You can give them back one hero point at the start of each session if you want to see them using this resource often. Or, you can tie it into your story. That there is a location they can visit and feel reinvigorated, giving them back a number of hero poin🦩ts for their st♉ay.
Re-Roll Or Advantage
Instead of rolling a d6 and adding that number to a dice, you can embrace the all-or-nothing mentality of having them re-roll the ability, attack, or saving throw.
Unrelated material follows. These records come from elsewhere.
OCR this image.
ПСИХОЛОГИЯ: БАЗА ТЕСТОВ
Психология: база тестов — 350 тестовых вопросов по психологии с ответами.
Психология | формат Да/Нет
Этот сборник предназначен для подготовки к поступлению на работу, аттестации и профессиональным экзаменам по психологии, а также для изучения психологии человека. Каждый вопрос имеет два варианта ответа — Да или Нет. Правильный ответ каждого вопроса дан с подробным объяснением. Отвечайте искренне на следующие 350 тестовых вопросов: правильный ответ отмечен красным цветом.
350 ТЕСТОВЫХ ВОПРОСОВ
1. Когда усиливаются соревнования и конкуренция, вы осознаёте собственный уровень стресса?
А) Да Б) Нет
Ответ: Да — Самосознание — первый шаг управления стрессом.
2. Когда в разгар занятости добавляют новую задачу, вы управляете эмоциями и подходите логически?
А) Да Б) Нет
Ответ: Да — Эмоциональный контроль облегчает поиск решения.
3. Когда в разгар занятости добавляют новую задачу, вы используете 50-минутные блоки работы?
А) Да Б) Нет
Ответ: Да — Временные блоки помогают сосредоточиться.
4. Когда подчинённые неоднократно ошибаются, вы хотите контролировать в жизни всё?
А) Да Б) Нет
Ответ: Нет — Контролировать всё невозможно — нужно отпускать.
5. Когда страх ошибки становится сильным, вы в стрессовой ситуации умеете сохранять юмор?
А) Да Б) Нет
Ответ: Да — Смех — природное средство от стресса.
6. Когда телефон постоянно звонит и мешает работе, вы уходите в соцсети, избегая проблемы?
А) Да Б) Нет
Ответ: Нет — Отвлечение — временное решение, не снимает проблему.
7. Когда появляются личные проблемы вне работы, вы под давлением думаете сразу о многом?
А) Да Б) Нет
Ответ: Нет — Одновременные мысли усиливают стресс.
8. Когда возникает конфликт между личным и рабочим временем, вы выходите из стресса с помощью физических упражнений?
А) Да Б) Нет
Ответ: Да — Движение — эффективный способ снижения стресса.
Then it's up to you to decide if they must keep the new number, even if it's worse. Or, instead, they can choose to make the roll at advantage, letting them pick the⛎ higher or lower number as it suits the situation.
Subtracting From A Roll
Are your players in the middle of a fight that could finish them off? Maybe their hero points can bail them out in another interesting way.
You could decide to let the hero points affect their current encounter. If an enemy attack would hit, your players could spend a hero point to make the opposing NPC roll a d6 and subtract that number from the attack roll.
While you would have to weigh how this would impact your fun as a DM running the encounter, it's an option that could have your party erupting with cheers as a pivotal moment in the session swings in their direction by being wise enough to hold onto some hero points.
If them being able to use all five or more of their hero points in a combat session sounds nightmarish, there's no reason you can't limit it to one roll per encounter, making it so that they can still use a hero point to harm a foe's rolls, but keeping it from getting too out of hand.